Er war ein Vorbild für viele Science-Fiction-Fans weltweit. Captain Kirk hat in 79 Folgen der legendären US-Serie „Raumschiff Enterprise“ gegen Klingonen gekämpft, Frauen verführt, Rothemden betrauert und mit Mr. Spock und Pille Orte besucht, an denen noch nie ein Mensch zuvor gewesen war. Nun soll Darsteller William Shatner mit Jeff Bezos‘ Raumschiff ins All fliegen. Damit würde der Kult-Captain zum ältesten Mensch im Weltraum werden. Und die 82-jährige Wally Funk ablösen, die bereits im Juli des heurigen Jahres ins All gereist war.

(c) Blue Origin – Astronautin Wally Funk ist bisher der älteste Mensch im All – hier bei der Landung in der texanischen Wüste.

Zur Erinnerung: Am 20. Juli startete Jeff Bezos, der neben Amazon auch die Space-Firma Blue Origin gegründet hat, mit einer kleinen Crew einen zehn-minütigen Flug ins All; darunter sein Bruder Mark, Wally Funk und der 18-jährige Oliver Daemen. Damit gelang es dem US-Milliardär zugleich, den ältesten und jüngsten Menschen in der Geschichte in den Weltraum zu bringen. Allerdings „verlor“ der US-Amerikaner den „Wettlauf der Superreichen“ gegen Richard Branson, der bereits am 11. Juli der erste der wetteifernden Dreierriege, Branson, Musk, Bezos, gewesen war, der die Erde verlassen hat.

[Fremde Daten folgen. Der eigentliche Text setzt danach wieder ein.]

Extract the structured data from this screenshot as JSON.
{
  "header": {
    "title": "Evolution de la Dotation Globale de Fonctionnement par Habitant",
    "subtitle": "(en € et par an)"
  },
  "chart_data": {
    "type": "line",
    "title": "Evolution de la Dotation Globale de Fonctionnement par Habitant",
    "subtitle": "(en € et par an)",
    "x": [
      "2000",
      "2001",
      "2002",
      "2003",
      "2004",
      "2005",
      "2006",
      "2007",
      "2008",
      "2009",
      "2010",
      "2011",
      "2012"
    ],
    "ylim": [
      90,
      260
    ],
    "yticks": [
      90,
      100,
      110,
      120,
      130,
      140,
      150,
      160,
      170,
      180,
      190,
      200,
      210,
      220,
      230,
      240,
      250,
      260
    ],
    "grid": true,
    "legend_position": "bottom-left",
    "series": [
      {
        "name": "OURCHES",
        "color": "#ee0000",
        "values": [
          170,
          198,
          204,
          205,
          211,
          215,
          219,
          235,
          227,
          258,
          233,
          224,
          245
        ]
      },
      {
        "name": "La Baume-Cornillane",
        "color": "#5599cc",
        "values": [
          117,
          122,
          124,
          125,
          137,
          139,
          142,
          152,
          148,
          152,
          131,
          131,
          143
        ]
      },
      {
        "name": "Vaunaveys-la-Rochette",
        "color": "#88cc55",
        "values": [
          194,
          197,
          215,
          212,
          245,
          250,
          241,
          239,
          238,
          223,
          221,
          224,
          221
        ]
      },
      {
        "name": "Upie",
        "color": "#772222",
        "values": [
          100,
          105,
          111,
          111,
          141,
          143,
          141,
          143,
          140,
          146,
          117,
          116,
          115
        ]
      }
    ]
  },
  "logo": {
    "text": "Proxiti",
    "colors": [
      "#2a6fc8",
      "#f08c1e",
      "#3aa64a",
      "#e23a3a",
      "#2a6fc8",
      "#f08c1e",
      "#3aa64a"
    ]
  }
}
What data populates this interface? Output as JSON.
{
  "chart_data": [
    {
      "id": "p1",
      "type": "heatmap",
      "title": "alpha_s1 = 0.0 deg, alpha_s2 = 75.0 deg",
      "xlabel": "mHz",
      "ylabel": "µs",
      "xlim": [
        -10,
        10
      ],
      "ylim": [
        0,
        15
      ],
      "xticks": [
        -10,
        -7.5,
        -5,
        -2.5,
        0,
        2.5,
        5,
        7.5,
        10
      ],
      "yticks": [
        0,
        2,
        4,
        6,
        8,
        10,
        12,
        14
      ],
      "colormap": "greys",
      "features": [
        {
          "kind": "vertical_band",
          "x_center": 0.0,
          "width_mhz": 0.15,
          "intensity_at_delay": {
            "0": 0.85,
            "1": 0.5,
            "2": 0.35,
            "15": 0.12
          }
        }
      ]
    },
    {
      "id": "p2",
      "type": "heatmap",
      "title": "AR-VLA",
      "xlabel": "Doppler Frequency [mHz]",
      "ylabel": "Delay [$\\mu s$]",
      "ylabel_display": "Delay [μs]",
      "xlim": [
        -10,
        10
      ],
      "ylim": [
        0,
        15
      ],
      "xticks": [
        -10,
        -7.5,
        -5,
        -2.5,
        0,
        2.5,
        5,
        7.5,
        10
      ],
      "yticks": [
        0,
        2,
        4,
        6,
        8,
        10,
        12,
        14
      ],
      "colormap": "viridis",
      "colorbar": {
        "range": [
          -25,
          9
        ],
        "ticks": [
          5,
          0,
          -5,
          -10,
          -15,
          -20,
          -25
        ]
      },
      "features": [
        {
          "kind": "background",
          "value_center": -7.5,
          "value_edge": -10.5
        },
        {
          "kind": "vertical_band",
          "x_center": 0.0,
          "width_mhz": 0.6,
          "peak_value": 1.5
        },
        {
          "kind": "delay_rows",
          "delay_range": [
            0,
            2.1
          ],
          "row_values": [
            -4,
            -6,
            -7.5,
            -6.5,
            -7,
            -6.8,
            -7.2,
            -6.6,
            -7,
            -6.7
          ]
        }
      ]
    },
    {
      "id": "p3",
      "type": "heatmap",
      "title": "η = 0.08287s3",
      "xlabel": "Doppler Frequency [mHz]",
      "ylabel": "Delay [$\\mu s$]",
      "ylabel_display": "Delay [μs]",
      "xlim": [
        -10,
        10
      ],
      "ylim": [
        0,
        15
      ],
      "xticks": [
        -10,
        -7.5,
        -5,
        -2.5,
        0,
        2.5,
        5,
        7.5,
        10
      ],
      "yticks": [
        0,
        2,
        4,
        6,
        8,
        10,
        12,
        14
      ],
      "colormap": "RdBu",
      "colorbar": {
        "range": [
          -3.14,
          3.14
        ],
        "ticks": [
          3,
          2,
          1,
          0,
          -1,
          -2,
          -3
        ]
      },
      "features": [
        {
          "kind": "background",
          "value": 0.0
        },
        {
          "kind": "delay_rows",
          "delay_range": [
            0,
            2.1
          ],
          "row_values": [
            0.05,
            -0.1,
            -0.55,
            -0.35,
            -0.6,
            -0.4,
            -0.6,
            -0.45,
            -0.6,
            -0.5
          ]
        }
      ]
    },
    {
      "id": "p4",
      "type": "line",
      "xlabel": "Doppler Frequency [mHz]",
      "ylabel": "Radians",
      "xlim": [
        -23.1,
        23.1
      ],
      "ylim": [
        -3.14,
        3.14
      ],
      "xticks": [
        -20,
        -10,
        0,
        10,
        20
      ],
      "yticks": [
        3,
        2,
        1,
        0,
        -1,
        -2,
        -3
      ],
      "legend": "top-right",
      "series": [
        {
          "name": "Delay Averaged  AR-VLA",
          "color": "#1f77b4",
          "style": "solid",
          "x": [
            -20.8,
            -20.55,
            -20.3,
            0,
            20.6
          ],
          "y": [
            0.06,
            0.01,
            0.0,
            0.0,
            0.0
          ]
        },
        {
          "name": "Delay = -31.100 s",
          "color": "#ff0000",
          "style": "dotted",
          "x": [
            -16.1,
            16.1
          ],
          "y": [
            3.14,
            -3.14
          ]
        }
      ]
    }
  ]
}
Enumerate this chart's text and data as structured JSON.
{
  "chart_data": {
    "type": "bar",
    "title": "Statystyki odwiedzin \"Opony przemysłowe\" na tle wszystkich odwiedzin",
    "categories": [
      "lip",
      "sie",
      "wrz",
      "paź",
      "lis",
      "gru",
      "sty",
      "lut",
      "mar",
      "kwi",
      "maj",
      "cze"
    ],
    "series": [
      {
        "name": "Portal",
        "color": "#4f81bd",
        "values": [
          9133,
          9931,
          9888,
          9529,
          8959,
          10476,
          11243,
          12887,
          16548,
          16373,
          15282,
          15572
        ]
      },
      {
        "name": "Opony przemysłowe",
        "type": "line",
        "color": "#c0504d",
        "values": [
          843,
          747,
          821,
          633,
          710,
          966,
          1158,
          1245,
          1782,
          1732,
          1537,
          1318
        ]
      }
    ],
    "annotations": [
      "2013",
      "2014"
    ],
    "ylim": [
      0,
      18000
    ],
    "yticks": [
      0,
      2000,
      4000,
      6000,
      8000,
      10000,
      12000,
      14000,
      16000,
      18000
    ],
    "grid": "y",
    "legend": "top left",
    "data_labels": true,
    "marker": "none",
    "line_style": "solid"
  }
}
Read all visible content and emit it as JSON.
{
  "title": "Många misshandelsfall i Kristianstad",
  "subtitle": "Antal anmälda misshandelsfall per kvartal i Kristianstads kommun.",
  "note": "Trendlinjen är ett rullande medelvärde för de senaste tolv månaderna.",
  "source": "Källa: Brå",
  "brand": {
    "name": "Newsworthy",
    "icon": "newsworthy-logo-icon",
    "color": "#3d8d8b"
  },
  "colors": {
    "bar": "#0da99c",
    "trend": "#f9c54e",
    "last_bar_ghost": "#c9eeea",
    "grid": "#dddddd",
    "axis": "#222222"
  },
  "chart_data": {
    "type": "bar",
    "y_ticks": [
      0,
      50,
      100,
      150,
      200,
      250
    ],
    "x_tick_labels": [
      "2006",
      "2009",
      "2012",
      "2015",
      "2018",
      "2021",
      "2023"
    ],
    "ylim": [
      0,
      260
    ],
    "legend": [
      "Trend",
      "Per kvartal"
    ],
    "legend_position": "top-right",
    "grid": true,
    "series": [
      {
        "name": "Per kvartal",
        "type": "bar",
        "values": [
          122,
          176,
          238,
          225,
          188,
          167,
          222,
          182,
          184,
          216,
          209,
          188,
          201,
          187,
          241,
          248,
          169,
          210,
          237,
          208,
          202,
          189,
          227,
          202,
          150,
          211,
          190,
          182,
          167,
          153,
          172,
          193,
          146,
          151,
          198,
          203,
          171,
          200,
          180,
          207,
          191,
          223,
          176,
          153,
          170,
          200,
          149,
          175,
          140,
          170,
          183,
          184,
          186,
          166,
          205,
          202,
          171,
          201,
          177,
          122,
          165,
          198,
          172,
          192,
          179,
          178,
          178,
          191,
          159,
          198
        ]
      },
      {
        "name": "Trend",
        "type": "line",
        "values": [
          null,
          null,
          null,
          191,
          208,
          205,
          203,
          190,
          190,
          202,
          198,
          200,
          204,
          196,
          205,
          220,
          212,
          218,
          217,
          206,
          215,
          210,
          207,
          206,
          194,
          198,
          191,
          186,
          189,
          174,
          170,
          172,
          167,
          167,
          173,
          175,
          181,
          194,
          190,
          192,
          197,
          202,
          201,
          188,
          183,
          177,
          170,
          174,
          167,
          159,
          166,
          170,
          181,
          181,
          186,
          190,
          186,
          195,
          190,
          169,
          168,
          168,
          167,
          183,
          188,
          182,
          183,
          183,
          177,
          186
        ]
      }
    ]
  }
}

15 Minuten „Space“ für Captain Kirk

Wie nun aber das US-Magazin TMZ berichtet, legt Bezos nach und hievt Captain Kirk ins Weltall. Der 90-jährige Shatner soll Teil der zweiten Crew sein, die den Raumflug in der „New Shepard“-Kapsel von Bezos unternimmt: „Uns wurde gesagt, dass Shatner für den 15-minütigen zivilen Flug an Bord sein wird“, zitiert das Online-Medium anonyme Quellen. Diese Aktion soll Teil von Aufnahmen eines Dokumentarfilms über den Hollywood-Stars sein. Mehr Details dazu sind offiziell nicht bekannt.

Unklarheit herrscht auch darüber, ob Shatner den Flug selbst bezahlen oder er von Bezos eingeladen werde. Blue Origin hat die genauen Preise für eine Flug ins All bisher nicht näher spezifiziert, lieferte aber mit einer Auktion einen kleinen Indikator dafür, was ein Platz in der Rakete kosten könnte. Für 28 Millionen US-Dollar war der elitäre Platz an den Maturanten Oliver Daemen gegangen. Seines Zeichens Sohn des niederländischen Investmentbankers Joes Daemen.

Teil von Kirk bereits im All

Shatner selbst hat die Erde zwar noch nicht verlassen, aber dennoch einen Teil seines Selbst ins Weltall gebracht: Im März 2011 hatte der Schauspieler eine Botschaft für die „STS-133“-Crew an Bord des Space Shuttle „Discovery“ aufgenommen – inklusive der Titelmusik von Star Trek.

Die Worte dabei: „Dies sind die Reisen des Space Shuttle Discovery. Ihre 30-jährige Mission: Neue Wissenschaften zu erforschen. Neue Außenposten zu errichten. Nationen an der letzten Grenze („final frontier“) zusammenzubringen. Kühn zu sein und zu tun, was kein Raumschiff je zuvor getan hat.“ Start soll im Oktober sein.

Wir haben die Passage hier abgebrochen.